É importante construir um network – de uma ou duas pessoas que realmente se importam com você. Que gostam de você não porque suportam seus defeitos e vulnerabilidades, mas gostam justamente por causa deles. Pessoas com quem você possa ser você mesmo. E ter muito claro que opinião realmente é importante. Quando minha carreira decolou, recebi um monte de mensagens maravilhosas e também algumas críticas. E escolhi me focar nas pessoas que eu amo, não nas resenhas boas ou ruins. Essa foi uma ótima escolha, porque são as pessoas que querem minha autoestima, que ficam felizes quando tenho êxito em algo. Portanto, há três ou quatro pessoas cujas opiniões eu deixo que me influenciem.

Por isso você fala tanto em compaixão?

Sim, porque não acho que podemos ter compaixão por outros se não tivermos compaixão por nós mesmos. Somos tão duros conosco, e a cultura midiática vende isso tão bem… um julgamento constante. É só avaliar o índice de cirurgias plásticas, tanto nos EUA como no Brasil. Somos os líderes nesse pesadelo (risos). Passamos tanto tempo nos sentindo os piores, que não sobra para dar a outros, entende?

Você faz a diferenciação entre compaixão e empatia.

Na minha visão, empatia é um conjunto de habilidades. Compaixão é uma crença e uma visão de mundo. Compaixão é algo tão profundo que, quando alguém próximo de nós sofre, sofremos junto. Empatia é a maneira pela qual praticamos compaixão.

E a comiseração?

É péssimo, porque é pena. Empatia cura a vergonha, já comiseração ajuda a alimentá-la.

Outro aspecto que você levanta em suas discussões é sobre o perfeccionismo ser um grande mecanismo de defesa. O que quer dizer com isso?

Não acho que sejamos escravos do perfeccionismo. O que realmente pensamos é que, se fizemos as coisas perfeitamente, vivermos de acordo com o que é correto, se trabalharmos de maneira perfeita, poderemos minimizar ou evitar situações de vergonha, culpa, julgamento e críticas. Ou seja, quanto mais perfeito eu for, menos vou sofrer e me machucar. A triste realidade é que, nesse contexto, ninguém nos enxerga de verdade. Ninguém nos ama. É um cenário realmente exaustivo.

Você observou, em sua pesquisa, muitos que passam por essa situação?

A grande maioria, sim. Acho que quem consegue não ceder a essas situações está tentando minimizá-las o tempo todo. Acontece comigo, por exemplo. Quando dou uma conferência para um público de pesquisadores, psicólogos ou qualquer um que, por uma razão ou outra, possa julgar meu trabalho, eu mudo de postura. Coloco uma espécie de máscara. Evito contar minhas histórias pessoais, ser engraçada, tento usar uma linguagem bem clínica. Tudo isso para me proteger. É nesse tipo de situação que tenho de fazer uma escolha consciente de ser eu mesma.

Isso não é utópico? Podemos aceitar as imperfeições, mas como se encaixar em um universo em que todos julgam o tempo todo?

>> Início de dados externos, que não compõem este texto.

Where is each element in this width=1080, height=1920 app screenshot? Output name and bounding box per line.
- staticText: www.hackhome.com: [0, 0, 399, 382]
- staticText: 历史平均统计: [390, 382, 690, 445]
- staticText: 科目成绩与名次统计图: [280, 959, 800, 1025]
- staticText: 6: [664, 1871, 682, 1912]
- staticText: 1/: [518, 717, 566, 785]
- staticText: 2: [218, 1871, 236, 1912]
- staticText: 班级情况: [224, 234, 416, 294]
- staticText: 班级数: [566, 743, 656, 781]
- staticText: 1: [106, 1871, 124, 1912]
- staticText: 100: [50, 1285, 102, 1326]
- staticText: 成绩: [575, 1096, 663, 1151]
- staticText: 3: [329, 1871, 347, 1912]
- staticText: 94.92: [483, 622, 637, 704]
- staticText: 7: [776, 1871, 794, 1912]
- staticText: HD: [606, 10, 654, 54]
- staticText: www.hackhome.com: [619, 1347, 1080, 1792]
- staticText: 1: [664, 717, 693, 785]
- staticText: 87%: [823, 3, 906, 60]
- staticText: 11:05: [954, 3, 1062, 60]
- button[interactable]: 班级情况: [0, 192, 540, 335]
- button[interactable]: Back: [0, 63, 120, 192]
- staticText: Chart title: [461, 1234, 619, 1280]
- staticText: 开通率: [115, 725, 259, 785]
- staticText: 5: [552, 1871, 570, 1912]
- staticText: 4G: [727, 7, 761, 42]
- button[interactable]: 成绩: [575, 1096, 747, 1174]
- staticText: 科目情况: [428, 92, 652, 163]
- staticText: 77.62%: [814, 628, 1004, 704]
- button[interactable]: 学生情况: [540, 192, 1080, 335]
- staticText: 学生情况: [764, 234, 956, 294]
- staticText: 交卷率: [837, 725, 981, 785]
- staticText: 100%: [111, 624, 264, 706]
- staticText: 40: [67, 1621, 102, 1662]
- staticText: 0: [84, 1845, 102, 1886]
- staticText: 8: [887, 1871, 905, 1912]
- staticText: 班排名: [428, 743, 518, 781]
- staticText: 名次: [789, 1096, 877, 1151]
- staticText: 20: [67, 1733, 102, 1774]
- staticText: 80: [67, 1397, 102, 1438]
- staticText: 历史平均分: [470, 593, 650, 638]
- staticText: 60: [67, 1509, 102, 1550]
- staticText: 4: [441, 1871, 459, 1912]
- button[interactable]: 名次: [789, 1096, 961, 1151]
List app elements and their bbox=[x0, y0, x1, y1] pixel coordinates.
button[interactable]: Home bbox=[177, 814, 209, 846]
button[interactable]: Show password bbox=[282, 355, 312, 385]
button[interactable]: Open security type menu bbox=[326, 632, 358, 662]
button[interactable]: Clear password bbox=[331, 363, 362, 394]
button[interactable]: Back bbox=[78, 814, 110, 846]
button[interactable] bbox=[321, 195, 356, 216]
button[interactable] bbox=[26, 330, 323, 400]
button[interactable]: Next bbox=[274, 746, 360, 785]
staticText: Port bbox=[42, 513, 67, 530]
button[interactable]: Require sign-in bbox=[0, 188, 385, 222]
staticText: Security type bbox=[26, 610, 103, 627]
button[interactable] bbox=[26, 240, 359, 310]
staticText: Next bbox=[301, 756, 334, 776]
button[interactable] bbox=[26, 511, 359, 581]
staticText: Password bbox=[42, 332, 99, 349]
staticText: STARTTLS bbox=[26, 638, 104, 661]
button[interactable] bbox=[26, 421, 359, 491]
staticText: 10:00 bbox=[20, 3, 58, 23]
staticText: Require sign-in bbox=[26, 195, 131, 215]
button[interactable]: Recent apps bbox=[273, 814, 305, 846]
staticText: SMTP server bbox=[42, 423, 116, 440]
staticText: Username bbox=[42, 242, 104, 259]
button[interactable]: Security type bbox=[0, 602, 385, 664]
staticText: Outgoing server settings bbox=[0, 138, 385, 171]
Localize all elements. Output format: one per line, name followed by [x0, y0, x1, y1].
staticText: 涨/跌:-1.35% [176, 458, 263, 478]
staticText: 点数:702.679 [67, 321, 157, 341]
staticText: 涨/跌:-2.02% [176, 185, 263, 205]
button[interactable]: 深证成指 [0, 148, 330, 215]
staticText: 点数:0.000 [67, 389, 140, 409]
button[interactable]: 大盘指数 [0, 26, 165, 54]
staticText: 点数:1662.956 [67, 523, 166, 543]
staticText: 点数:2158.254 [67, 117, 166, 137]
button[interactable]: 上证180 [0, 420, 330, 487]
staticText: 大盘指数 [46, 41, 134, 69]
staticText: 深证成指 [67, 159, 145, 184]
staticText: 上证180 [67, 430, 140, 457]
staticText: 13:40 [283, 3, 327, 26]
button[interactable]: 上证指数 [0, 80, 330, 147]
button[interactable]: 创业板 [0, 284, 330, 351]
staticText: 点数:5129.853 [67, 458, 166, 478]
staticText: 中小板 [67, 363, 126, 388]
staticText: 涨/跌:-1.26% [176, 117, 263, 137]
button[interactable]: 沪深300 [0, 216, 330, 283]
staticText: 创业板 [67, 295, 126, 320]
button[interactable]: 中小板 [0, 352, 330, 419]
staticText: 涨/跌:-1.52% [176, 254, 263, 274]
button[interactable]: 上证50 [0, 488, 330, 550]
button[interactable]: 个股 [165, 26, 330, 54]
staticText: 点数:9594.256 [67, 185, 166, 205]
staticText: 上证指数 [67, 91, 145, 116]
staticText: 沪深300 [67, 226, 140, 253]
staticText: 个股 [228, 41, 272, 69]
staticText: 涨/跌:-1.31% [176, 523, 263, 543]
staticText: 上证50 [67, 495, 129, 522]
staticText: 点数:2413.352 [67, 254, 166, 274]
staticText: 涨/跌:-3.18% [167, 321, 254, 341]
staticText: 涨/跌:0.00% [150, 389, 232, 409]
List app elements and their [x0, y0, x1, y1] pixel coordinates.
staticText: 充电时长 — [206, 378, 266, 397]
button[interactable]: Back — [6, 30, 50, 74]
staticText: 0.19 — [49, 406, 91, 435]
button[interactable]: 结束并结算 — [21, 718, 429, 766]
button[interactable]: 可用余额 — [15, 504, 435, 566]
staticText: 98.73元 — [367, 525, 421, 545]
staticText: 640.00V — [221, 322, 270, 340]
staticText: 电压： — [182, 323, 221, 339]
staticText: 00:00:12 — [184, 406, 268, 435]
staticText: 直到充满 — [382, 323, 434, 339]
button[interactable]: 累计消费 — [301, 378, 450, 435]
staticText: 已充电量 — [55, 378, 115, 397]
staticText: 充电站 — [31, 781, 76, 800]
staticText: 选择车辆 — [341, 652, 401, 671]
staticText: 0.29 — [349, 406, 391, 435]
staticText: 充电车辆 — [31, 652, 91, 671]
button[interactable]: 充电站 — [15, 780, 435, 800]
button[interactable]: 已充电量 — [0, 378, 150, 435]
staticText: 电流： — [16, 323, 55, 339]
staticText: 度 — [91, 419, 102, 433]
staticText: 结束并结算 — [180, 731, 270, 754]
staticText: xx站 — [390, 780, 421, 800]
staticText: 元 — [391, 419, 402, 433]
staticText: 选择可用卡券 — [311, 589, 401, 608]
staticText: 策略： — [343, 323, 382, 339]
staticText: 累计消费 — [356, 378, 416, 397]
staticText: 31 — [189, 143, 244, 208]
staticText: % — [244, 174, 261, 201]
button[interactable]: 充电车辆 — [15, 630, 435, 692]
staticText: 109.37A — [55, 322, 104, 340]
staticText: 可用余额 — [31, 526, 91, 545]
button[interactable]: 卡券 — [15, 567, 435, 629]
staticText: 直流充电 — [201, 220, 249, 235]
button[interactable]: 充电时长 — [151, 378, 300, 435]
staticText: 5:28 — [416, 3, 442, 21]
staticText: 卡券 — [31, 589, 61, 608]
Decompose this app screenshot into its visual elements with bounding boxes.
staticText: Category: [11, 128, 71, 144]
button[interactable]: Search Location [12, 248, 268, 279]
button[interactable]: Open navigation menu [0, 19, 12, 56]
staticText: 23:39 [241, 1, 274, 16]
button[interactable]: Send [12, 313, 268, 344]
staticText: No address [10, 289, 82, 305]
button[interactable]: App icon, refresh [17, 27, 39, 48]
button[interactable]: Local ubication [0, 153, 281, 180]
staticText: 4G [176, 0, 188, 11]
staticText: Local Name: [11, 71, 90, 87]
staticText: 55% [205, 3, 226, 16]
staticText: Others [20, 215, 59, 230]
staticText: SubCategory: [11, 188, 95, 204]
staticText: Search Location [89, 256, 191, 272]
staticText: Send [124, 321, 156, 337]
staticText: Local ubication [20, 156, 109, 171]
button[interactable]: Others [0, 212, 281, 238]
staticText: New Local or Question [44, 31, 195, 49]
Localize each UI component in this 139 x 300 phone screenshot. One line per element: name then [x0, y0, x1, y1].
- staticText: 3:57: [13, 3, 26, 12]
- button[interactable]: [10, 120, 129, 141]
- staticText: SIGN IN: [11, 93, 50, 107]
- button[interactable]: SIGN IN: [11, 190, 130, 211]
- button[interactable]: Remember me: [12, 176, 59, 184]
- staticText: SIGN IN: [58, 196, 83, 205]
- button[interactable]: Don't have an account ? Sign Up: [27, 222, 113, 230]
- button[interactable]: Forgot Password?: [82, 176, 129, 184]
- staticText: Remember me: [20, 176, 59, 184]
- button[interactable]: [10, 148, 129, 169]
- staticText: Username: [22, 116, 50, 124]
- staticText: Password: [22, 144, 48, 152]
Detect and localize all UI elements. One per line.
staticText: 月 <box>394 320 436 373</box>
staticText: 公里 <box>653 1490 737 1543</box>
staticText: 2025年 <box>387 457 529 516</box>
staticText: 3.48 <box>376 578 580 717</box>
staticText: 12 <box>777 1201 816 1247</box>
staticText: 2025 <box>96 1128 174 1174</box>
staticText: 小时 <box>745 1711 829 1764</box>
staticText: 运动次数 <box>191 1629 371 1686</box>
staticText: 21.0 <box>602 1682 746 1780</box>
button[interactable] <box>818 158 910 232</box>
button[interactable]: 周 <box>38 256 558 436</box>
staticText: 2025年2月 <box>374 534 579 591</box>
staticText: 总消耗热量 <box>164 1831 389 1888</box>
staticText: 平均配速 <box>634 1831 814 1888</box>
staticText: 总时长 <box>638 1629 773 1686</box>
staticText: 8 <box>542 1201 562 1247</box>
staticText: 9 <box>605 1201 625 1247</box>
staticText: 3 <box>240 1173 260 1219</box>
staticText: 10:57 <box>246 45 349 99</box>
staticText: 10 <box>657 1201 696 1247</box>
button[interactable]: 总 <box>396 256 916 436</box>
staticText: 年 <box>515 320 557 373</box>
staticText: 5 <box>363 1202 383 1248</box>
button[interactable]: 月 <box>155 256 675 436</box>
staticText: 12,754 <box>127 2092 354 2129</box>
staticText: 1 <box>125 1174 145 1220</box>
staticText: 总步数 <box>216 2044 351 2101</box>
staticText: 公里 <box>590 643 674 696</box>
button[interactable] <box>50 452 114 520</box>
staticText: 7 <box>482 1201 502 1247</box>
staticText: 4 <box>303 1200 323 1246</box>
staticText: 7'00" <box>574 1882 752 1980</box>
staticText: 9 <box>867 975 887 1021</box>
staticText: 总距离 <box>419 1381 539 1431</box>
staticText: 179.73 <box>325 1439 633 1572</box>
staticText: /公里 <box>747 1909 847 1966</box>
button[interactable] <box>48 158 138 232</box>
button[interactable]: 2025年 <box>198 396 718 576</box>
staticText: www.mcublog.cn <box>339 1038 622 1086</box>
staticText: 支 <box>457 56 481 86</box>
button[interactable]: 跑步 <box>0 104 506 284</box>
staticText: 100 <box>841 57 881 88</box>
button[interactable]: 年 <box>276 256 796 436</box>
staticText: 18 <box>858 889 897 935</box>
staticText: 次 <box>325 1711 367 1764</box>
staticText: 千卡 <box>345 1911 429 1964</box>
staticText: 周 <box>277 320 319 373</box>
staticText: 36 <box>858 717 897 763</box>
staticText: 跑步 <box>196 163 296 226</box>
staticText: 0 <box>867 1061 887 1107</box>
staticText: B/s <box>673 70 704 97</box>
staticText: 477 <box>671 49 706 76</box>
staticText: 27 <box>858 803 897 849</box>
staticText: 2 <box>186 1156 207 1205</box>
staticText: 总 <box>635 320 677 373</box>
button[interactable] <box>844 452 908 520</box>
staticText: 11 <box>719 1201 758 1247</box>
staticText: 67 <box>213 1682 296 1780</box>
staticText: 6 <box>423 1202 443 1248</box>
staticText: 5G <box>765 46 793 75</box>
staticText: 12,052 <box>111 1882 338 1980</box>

A maneira de compartilhar as coisas é imperfeita. Você cria identificação quando assume suas imperfeições. Na questão do julgamento, acredito que só julgamos coisas com as quais temos alguma suscetibilidade de nos sentir envergonhados. Não é uma regra, mas observamos que pessoas que estão bem resolvidas com seu corpo tendem a ser menos críticas com o corpo dos outros. E por aí vai. Isso vale para maternidade, trabalho e outras situações.

Falando de gênero, acredita que as mulheres passam por mais situações suscetíveis à vergonha do que os homens?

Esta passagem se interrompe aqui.